Culver was among the few House members who voted against a 1967 bill to make flag burning a federal crime with stiff penalties — an issue that inflamed passions during massive protests against the Vietnam War. He said in a speech later that it was among the most important votes he ever cast because it made other difficult votes throughout his career “relatively easy from that point on.”
“After studying the legislation, I realized I had to choose which fork in the road I would travel, because my conscience and my constituency were clearly in conflict,” Culver said years later. “I was convinced that, although most distasteful to me, the burning of the American flag was protected speech under the U.S. Constitution.”
Culver won the election to replace retiring Democratic Sen. Harold Hughes in 1974. He was a supporter of the SALT treaty in which the U.S. and the Soviet Union agreed to limit their nuclear stockpiles. He also wrote the resolution that established the so-called Culver Commission, a panel that helped modernize the Senate’s procedures.
Grassley, then a congressman, handily defeated Culver after a hard-fought 1980 campaign. Aides said Culver was proud to have defended, not obscured, his liberal voting record amid a conservative movement that put Ronald Reagan and other Republicans in power.
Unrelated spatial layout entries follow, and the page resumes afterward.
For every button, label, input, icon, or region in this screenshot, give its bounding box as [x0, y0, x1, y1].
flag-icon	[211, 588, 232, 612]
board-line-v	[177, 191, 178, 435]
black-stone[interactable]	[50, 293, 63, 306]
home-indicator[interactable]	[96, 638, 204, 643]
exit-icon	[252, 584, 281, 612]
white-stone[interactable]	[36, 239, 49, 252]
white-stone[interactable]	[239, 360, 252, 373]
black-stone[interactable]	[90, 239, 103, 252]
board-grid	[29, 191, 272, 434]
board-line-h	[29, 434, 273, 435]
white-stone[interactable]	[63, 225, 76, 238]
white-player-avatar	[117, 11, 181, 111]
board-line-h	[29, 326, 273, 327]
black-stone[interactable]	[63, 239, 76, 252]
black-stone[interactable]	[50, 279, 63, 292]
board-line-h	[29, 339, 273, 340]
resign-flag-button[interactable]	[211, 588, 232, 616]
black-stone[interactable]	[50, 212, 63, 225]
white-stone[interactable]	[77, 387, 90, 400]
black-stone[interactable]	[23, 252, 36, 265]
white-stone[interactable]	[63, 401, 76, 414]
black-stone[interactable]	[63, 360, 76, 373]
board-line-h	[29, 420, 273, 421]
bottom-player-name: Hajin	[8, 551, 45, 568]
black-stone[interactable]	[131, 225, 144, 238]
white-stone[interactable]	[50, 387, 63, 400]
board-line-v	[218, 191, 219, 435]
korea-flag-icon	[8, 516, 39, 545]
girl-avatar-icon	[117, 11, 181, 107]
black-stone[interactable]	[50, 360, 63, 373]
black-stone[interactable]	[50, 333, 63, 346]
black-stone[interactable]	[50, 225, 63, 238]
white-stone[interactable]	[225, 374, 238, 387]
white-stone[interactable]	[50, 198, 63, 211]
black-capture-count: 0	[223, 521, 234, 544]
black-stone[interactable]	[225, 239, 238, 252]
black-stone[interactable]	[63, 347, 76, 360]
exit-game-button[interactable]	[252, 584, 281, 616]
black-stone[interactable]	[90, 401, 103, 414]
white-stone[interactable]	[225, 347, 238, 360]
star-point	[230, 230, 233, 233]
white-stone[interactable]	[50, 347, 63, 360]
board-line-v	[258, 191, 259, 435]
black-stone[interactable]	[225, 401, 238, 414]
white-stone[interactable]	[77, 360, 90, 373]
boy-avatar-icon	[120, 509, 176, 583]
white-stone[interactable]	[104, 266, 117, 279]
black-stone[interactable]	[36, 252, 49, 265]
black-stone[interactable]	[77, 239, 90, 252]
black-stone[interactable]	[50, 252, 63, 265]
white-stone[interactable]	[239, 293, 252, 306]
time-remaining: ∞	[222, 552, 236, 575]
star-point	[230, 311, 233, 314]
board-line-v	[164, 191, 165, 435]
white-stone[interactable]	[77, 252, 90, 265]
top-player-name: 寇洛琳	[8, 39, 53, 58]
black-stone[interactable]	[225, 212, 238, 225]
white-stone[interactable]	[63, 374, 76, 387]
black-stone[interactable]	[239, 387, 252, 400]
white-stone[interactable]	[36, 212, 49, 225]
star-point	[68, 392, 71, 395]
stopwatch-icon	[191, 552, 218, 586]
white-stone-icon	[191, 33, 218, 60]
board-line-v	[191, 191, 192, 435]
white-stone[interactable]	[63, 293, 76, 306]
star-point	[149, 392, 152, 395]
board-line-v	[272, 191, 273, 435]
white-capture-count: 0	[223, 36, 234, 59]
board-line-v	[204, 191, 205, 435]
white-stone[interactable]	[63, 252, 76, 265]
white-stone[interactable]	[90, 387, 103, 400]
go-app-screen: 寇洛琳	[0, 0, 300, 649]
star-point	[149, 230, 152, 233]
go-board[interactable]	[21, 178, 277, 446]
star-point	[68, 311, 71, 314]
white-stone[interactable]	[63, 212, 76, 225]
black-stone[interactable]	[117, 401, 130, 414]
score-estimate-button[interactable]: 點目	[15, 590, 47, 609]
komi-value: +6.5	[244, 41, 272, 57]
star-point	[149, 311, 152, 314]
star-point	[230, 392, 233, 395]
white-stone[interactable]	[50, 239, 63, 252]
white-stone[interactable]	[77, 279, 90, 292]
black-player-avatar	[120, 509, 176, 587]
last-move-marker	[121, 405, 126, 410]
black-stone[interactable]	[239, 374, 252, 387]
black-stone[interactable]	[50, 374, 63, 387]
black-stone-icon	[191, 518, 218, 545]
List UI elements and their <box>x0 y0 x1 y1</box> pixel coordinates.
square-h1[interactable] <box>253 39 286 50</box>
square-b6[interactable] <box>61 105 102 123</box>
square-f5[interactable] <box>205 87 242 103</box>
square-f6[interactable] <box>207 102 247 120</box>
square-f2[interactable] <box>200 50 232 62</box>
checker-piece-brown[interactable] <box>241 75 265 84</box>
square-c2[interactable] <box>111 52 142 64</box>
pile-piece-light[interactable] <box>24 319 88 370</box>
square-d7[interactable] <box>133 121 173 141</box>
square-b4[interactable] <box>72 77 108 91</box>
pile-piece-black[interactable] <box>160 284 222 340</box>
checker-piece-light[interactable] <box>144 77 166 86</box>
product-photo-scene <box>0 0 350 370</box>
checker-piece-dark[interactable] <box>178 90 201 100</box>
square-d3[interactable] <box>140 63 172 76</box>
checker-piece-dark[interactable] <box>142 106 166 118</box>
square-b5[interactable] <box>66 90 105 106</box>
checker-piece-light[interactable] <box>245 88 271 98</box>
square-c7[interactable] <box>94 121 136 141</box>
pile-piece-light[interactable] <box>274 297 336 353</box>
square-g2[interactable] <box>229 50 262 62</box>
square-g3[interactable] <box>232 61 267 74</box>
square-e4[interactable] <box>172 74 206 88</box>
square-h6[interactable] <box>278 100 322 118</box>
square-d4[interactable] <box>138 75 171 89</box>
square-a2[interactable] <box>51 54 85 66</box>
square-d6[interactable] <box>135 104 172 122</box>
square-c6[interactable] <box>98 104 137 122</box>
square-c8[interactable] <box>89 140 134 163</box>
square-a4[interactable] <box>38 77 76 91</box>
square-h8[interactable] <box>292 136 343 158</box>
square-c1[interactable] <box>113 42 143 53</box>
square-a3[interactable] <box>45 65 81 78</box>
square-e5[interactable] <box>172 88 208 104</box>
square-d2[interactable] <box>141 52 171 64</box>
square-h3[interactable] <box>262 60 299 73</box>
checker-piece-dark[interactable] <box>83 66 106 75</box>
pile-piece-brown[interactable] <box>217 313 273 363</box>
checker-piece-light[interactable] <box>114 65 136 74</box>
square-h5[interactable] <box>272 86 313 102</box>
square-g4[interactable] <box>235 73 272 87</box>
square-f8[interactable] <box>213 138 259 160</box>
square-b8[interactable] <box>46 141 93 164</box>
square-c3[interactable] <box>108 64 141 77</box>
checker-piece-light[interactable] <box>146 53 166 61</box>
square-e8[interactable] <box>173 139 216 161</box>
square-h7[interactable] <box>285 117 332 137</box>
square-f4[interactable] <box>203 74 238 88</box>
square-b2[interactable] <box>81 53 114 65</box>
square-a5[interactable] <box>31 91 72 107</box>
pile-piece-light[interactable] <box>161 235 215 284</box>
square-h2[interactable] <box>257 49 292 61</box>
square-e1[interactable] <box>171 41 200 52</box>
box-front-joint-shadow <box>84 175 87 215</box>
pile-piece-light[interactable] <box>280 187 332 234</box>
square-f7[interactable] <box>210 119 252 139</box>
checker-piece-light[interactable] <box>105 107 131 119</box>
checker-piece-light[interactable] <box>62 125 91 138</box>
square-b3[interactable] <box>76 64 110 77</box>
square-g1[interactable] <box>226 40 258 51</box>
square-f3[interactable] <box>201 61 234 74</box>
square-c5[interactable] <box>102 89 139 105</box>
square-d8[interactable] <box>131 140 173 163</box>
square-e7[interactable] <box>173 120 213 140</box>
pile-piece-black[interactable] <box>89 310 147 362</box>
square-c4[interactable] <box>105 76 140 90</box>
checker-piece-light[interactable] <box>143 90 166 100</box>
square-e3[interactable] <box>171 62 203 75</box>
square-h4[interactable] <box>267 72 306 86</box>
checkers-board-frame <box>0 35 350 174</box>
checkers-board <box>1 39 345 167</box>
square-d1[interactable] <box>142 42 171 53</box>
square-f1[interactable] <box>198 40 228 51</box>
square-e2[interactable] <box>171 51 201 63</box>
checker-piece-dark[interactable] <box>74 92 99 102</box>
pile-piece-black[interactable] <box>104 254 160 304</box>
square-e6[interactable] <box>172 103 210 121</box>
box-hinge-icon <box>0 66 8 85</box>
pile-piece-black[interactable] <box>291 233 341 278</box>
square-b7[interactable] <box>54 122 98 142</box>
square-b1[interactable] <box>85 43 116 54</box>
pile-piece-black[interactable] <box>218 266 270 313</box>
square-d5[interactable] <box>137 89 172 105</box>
Former Iowa Gov. Tom Vilsack called Culver a “strong voice who worked tirelessly” to represent the state.
“While holding his progressive values passionately, John Culver had the capacity to see compromise when it would be in the best interest of Iowa and the United States,” said Vilsack, a fellow Democrat.
After leaving office, Culver practiced law in Washington and was co-author of a biography about Henry Wallace, the Iowa farmer who served as agriculture secretary and vice president. He maintained ties to Harvard as an advisory committee member for its Institute of Politics, where he served as interim director in 2010 and has a namesake scholarship.
Simpson College in Indianola, Iowa, established the John C. Culver Public Policy Center to promote civic engagement.
Culver is survived by his wife Mary Jane Cheechi, five children and eight grandchildren. He will be buried in McGregor in northeast Iowa, where he owned a home.